During our brief hospital stay, C-Rock managed to get himself banned from the cafeteria and was accused of conspiring to kidnap a baby. I wasn't present for the first offense, but it did result in my getting more Starbucks and Chic-Fil-A instead of hospital food - so I'm not complaining. The second incident arose from the combination of several misunderstandings: 1) hospital accomadations are not meant to be comfortable for anyone other than the patient, 2) the nurses really are allowed to burst through the door at any moment 24 hours a day, 3) checking out of a hospital is not like checking out of a hotel, and 4) someone who has recently given birth to your child is not considered a "wimp" because she requires a wheelchair to exit the hospital.
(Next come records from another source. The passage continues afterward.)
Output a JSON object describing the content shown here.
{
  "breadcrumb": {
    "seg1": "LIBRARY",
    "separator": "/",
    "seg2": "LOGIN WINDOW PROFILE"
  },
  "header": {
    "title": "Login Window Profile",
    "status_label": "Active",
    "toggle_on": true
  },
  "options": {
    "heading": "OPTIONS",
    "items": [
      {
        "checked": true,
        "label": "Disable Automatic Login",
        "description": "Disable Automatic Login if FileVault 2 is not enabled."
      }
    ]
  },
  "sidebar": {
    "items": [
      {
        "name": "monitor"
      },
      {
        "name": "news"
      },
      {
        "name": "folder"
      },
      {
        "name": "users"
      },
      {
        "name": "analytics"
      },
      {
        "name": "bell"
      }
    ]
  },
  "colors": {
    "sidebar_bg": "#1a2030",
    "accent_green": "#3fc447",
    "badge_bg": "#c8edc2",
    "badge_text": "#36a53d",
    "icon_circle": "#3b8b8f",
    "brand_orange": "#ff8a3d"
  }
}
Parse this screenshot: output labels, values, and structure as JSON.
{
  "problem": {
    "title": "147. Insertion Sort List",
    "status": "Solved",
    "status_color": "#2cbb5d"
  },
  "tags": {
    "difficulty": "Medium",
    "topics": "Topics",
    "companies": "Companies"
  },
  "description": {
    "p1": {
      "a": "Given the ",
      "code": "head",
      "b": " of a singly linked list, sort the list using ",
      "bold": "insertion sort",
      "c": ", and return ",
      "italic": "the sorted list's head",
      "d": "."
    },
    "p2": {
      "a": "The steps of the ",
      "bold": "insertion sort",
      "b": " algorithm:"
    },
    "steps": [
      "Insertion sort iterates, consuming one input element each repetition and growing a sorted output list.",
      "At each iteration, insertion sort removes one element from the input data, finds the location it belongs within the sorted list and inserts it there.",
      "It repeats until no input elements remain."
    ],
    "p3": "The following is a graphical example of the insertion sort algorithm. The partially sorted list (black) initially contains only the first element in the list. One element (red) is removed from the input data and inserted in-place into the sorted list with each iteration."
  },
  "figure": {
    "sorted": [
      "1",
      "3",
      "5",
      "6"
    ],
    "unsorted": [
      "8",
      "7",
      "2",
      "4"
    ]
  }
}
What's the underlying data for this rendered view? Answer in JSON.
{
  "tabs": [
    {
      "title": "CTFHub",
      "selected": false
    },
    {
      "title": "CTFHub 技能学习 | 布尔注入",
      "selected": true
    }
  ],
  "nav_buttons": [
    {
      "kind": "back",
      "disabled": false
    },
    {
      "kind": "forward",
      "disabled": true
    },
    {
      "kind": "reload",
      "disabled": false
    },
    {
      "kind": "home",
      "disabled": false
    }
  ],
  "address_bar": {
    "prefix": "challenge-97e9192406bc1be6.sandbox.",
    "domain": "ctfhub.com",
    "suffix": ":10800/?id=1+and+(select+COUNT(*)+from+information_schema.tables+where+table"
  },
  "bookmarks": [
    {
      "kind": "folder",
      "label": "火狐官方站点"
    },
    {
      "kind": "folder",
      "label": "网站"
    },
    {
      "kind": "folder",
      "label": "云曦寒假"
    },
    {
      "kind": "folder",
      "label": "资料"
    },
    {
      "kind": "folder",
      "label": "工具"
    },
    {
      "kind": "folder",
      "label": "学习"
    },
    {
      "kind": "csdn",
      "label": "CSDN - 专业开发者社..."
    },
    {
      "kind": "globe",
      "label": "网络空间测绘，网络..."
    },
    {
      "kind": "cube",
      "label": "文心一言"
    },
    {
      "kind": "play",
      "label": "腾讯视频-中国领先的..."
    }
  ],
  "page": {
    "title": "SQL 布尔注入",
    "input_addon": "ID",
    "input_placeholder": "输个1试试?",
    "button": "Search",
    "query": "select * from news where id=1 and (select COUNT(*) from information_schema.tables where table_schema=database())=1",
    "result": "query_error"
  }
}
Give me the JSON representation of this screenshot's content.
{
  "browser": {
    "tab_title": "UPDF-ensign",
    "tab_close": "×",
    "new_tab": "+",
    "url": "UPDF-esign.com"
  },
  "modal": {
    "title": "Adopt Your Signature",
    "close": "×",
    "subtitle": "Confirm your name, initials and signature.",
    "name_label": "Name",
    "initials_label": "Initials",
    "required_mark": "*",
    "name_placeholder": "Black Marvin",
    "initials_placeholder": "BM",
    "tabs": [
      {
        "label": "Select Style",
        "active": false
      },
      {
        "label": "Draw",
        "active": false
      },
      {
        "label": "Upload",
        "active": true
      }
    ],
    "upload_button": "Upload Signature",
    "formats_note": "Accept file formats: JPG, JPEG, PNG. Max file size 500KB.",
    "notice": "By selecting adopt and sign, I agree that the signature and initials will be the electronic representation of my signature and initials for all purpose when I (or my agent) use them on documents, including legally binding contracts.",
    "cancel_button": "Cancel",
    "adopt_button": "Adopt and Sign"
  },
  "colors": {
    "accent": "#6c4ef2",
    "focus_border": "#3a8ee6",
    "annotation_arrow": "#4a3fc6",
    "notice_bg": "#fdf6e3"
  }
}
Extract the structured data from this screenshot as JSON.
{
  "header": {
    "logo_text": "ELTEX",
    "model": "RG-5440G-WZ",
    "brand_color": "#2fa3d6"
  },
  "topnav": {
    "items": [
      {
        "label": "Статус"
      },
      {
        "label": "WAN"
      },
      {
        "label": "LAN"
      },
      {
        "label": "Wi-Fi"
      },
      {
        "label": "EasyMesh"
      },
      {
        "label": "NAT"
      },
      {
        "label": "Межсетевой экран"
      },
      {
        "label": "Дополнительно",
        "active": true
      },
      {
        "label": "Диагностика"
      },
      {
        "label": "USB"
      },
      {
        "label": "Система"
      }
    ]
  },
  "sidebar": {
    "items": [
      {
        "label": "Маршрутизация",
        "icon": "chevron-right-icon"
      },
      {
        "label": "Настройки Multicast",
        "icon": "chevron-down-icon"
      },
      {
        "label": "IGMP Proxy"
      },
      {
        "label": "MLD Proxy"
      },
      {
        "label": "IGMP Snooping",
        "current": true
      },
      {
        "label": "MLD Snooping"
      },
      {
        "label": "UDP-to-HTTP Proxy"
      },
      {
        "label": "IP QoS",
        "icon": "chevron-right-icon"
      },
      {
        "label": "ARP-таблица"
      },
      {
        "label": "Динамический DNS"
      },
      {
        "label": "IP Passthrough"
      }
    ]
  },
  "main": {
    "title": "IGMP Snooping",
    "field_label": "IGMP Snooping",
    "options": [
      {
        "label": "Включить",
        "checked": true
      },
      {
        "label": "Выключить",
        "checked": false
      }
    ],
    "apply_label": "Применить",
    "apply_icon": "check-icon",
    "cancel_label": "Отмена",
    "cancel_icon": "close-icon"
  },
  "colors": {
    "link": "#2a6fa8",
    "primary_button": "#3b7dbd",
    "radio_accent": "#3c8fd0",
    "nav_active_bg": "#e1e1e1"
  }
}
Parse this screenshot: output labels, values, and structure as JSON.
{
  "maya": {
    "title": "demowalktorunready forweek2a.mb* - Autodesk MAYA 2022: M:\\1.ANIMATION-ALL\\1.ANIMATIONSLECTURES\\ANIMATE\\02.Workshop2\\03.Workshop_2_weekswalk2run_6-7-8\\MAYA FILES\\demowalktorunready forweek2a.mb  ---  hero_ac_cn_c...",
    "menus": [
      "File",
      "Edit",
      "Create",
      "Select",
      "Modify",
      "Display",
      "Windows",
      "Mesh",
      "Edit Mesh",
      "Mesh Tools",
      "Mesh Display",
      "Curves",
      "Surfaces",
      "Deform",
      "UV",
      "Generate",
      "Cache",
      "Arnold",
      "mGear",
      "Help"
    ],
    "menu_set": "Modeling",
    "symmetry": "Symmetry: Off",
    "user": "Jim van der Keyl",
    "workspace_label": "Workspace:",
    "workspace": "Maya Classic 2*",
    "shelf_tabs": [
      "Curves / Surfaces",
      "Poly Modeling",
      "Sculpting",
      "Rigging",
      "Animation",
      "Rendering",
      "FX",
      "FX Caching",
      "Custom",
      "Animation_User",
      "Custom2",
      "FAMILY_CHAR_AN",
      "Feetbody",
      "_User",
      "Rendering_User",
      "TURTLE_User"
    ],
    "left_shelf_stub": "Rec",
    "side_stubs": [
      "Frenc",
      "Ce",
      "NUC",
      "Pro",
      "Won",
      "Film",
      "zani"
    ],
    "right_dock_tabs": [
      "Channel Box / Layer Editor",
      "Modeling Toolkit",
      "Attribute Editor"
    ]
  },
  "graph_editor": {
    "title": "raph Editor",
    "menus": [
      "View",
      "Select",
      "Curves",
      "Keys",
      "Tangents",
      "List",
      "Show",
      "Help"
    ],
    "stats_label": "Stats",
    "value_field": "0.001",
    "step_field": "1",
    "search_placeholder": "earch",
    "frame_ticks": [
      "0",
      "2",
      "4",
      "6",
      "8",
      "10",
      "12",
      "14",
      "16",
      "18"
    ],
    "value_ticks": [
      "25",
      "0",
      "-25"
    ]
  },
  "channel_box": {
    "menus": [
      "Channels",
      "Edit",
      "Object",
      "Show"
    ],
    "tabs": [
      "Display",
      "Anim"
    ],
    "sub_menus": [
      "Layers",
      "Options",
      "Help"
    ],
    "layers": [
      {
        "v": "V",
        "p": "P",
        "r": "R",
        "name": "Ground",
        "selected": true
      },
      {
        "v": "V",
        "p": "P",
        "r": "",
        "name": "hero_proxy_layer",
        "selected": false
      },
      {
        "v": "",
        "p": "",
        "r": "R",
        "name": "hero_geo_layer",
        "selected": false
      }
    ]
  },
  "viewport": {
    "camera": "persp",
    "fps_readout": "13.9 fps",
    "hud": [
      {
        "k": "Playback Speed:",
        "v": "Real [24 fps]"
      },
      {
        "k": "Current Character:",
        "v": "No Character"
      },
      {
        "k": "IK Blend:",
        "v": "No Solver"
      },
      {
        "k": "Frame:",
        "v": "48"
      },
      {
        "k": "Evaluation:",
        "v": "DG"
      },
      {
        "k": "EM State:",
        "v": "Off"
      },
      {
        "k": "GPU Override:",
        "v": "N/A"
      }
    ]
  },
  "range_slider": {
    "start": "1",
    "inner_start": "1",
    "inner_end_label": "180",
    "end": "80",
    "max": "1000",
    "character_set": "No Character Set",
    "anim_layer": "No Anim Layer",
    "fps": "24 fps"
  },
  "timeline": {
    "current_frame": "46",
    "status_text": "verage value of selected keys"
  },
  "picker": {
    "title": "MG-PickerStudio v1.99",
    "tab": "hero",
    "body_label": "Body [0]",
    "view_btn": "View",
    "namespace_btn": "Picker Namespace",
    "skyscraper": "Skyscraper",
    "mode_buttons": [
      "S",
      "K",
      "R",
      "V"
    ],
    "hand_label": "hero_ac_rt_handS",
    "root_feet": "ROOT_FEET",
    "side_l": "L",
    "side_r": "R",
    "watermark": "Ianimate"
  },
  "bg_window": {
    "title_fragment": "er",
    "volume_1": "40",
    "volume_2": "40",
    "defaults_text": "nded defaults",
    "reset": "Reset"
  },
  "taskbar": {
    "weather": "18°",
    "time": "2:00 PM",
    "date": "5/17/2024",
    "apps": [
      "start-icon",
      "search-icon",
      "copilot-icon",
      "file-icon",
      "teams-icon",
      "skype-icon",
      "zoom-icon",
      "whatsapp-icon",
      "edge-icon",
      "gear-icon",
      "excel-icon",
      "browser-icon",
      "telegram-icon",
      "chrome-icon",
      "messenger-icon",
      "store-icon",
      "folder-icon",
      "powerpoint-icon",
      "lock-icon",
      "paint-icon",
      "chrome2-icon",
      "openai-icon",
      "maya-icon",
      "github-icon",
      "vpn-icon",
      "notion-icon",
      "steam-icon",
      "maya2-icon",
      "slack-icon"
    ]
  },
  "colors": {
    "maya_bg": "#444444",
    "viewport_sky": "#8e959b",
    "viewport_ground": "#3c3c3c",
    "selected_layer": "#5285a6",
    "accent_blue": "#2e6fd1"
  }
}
Misunderstandings 1 and 2 led C-Rock to demand we be discharged immediately once we had met the minimum stay requirement of 24 hours. He called the nurses' station to notify them that we were ready to leave. Forty-five minutes later, the nurse arrived with a mountain of paperwork. As she and I began to go through the stack, C-Rock became increasingly agitated. The nurse noticed we had accumulated a lot of stuff in our recovery room, so she suggested C-Rock take a load down and bring the car around to the front entrance. She said by the time he did that and came back up to the room, Chip and I should be ready to roll out. Then he could grab the last of our stuff, she would assist me and the baby in our wheelchair, and we could all head down to the car together. Well, that might have worked except in the time it took C-Rock to return, we had barely finished the paperwork and the nurse had just disappeared after promising to order us a wheelchair. After a half hour of fuming and pacing around the room, C-Rock insisted that the elevator was extremely close to our room and surely I would be fine to carry the baby out while he carried the rest of our stuff.

So, following C-Rock's lead, I began to shuffle down the hallway holding our precious bundle. When we were about to pass the nurses' station, they saw us and flipped out yelling, "WHAT do you think you are doing?!" I explained that my husband was getting very impatient and did not wish to wait for the wheelchair any longer. They then explained that it was a requirement that I be wheeled out - not a luxury that we could 'opt out' of. Further, if we did try to walk out of the hospital with a baby, the 'baby kidnapper' alarms would sound. Parents of the year award - here we come!!